The oldest of the three stones marking the Smithson lot is now illegible. When Elizabeth Smithson died in 1887, the inscription read "Husband and Wife." A stone in memory of the son, William H. Smithson (died 1850) has disappeared. The third and tallest stone commemorates the death of two Smithson daughters, Julia and Georgianna.

The census of 1881 suggests that the husband of Georgianna Smithson was most likely Joseph Gaynor Gill, born 1834. According to Wesleyan Methodist Church christening records, Joseph was the son of Thomas and Catherine Gill. He is not buried here. The stone house of Ensign Thomas Gill, Maryland Loyalist, still stands in Lower St. Mary’s.

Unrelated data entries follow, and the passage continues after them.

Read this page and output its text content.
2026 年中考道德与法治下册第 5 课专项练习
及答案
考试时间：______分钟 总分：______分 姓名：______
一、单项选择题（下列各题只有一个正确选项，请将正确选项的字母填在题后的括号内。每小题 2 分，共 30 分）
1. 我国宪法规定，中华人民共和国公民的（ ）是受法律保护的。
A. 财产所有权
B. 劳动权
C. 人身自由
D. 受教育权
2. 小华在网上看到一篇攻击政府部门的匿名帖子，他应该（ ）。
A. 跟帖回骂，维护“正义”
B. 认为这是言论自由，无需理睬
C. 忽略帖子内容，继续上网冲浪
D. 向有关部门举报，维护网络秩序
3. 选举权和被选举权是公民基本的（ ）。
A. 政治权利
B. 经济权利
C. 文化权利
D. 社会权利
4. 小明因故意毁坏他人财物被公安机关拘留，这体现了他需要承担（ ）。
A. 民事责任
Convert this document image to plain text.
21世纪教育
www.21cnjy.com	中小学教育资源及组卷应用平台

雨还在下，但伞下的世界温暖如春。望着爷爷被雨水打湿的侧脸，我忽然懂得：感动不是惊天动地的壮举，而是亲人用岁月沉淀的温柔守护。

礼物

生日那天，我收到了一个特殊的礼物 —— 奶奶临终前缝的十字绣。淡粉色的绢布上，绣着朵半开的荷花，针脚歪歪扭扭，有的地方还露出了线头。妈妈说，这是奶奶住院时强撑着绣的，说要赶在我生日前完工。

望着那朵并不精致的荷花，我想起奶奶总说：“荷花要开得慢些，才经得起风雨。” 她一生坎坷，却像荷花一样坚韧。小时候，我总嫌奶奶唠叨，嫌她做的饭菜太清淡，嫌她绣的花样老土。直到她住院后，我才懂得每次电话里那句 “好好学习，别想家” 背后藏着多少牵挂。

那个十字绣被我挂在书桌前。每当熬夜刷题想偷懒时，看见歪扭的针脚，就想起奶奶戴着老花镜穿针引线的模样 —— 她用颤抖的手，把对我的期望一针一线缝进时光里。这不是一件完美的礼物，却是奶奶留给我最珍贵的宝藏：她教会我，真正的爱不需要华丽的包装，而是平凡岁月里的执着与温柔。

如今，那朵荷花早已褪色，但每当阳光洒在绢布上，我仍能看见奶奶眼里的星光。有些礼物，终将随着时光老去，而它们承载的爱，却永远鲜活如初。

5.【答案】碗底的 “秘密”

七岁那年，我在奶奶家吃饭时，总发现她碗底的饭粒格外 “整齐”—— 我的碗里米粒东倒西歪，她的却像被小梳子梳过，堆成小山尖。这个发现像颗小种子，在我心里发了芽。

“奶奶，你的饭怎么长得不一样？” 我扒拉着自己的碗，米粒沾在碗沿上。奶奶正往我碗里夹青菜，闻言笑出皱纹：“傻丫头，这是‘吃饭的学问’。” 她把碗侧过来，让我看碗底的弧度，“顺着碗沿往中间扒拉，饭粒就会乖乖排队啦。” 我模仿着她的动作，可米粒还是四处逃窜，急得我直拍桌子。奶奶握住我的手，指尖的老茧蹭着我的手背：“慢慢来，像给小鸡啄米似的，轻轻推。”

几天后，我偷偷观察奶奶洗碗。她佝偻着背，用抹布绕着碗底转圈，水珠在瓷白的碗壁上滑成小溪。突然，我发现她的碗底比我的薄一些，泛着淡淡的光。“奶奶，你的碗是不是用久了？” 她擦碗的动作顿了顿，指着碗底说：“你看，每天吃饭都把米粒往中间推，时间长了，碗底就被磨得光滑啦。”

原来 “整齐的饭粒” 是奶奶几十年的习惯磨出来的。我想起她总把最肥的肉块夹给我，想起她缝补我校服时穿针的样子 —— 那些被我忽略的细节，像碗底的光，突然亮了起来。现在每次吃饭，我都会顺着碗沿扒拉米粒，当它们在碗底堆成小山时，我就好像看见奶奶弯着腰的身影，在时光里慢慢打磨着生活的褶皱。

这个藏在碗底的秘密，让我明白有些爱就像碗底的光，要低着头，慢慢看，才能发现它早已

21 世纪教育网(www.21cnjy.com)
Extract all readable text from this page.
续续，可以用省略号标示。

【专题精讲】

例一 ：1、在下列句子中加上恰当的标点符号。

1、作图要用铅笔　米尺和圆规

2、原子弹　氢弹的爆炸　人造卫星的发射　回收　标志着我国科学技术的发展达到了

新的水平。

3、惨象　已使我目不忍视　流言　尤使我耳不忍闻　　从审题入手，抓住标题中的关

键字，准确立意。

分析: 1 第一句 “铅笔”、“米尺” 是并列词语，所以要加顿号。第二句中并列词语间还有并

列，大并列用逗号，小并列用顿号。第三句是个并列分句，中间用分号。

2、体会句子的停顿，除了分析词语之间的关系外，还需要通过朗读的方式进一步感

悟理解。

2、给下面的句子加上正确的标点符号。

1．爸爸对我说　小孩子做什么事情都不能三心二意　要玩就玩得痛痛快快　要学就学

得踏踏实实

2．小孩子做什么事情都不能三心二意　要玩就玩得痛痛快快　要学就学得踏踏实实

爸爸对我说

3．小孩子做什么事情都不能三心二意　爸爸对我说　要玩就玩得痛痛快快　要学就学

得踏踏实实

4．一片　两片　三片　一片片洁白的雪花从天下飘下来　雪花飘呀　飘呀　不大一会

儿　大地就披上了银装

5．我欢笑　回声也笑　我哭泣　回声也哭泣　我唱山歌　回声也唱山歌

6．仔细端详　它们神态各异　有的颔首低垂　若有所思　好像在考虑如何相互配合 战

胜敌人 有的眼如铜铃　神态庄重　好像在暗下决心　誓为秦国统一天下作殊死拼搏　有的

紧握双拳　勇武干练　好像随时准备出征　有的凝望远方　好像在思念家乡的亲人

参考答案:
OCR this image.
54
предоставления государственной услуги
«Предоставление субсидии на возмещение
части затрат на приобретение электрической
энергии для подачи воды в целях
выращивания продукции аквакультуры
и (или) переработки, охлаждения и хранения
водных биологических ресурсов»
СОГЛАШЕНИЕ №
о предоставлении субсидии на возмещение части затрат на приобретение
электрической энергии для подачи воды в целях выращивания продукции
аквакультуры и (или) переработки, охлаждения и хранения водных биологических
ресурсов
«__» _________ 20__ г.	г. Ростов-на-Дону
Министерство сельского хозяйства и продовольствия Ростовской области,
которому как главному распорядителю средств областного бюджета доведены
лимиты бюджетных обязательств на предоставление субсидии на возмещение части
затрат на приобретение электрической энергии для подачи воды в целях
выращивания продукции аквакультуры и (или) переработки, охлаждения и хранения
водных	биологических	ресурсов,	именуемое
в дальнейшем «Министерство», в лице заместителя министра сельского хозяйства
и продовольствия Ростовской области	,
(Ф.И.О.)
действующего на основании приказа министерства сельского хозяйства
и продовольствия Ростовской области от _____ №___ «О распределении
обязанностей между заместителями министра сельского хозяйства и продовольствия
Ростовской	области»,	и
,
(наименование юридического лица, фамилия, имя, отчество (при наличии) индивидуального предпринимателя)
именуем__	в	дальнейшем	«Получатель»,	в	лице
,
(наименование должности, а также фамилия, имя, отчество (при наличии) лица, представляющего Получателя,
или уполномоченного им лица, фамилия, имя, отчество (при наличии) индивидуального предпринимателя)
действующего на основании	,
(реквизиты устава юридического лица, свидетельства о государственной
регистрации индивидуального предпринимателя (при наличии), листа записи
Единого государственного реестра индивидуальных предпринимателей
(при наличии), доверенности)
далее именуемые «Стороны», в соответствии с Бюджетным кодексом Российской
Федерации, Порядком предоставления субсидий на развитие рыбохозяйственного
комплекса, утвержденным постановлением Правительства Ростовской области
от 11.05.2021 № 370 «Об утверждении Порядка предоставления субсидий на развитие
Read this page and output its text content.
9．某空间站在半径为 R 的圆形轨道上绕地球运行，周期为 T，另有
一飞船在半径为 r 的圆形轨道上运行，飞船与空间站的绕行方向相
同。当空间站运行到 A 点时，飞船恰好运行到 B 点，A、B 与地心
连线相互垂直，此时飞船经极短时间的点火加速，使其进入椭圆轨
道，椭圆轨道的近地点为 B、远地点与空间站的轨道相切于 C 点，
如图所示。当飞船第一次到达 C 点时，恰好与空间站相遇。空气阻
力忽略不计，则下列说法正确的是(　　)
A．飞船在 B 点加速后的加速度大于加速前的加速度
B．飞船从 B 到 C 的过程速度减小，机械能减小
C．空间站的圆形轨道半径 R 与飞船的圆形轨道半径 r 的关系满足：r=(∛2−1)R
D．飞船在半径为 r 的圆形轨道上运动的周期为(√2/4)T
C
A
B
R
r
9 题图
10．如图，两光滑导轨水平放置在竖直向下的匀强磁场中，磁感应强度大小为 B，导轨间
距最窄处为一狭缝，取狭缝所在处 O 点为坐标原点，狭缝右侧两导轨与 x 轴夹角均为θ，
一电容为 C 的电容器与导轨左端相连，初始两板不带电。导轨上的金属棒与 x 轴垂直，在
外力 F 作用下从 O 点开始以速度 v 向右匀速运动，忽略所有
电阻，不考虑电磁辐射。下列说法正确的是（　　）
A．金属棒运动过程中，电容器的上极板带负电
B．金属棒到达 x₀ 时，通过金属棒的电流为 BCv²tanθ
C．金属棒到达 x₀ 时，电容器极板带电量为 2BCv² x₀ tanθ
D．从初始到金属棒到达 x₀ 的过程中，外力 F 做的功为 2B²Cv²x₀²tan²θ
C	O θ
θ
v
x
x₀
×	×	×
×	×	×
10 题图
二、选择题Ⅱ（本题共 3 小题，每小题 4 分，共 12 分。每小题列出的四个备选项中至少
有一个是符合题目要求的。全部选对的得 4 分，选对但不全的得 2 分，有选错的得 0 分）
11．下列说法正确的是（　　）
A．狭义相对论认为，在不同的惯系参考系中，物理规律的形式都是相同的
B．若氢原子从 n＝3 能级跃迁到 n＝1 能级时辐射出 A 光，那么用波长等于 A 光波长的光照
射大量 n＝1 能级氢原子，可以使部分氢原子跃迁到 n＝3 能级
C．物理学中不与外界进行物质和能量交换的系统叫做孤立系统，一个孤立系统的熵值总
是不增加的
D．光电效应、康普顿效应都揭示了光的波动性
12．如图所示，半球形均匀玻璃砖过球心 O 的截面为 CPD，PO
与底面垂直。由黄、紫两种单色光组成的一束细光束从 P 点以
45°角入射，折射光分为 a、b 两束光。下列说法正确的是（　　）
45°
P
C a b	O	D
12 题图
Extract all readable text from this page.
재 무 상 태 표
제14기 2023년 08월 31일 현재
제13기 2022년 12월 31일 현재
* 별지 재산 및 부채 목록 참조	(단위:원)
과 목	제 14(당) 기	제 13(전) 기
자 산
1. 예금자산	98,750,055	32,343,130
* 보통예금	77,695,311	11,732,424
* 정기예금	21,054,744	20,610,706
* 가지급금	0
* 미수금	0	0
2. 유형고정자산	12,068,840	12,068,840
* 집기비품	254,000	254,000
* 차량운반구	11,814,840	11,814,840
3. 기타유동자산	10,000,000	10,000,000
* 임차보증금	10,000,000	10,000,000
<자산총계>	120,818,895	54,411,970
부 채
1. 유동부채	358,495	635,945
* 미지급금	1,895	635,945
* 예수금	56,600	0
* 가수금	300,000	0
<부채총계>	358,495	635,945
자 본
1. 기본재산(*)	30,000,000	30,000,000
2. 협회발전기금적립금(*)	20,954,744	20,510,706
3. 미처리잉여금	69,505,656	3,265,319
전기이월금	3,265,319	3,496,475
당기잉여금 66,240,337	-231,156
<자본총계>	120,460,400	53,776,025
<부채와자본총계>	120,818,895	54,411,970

John Neill, founder of Fredericton Curling Club

Neill

John Neill died Feb. 19, 1893, in the 73rd year of his age. His wife Jane died May 3rd 1912, in the 83rd year of her age.

John E. died May 29th, 1873, ae 21 years. Charlie W. died July 16th, 1870 ae 8 years. Sons of John and Jane Neill.

Thomas A., born July 1859, ae 3 months.

Robert Neill died June 19, 1892, ae 32 years.

Lot #120 was once enclosed with strong posts, rod and chains. The stone is engraved on four sides, with John Neill’s inscription facing west.

John Neill came from Scotland and began a hardware business, Fredericton’s Big Hardware Store, that continued for many years into the third generation. He was the secretary of the Fredericton Society of St. Andrews from 1847 to 1852, and it was he who introduced curling into Fredericton. He founded the Fredericton Curling Club in 1854, and the curling stones were bought at his store. The club originally consisted of eight members: John Neill, Alexander McKilligan, Robert Fulton, Robert Thorburn, John F. Taylor, Barry Phair, William A. McLean, and Thomas Moore. John Neill was the last survivor.

His wife, Jane, was a daughter of Samuel D. MacPherson. The Neills had a large family, which in 1871 consisted of James S., 21; Annie, 19; Frances, 17; Mary, 15; John, 14; Robert, 10; Alice, 5; and Albert and Albertina, twins, 3 years old. James and Albert continued to operate the family business after the death of their father.

John Neill claims a lot in the New Part of the Burial Ground, size about 12 x 16 feet. Bounded south by the late Archdeacon Coster’s lot and on the North by the late James Agnew’s lot. Enclosed by stone posts and chains and is marked by a monument to the claimer’s son John E. Neill. Claimer purchased this lot from Geo Botsford in 1859.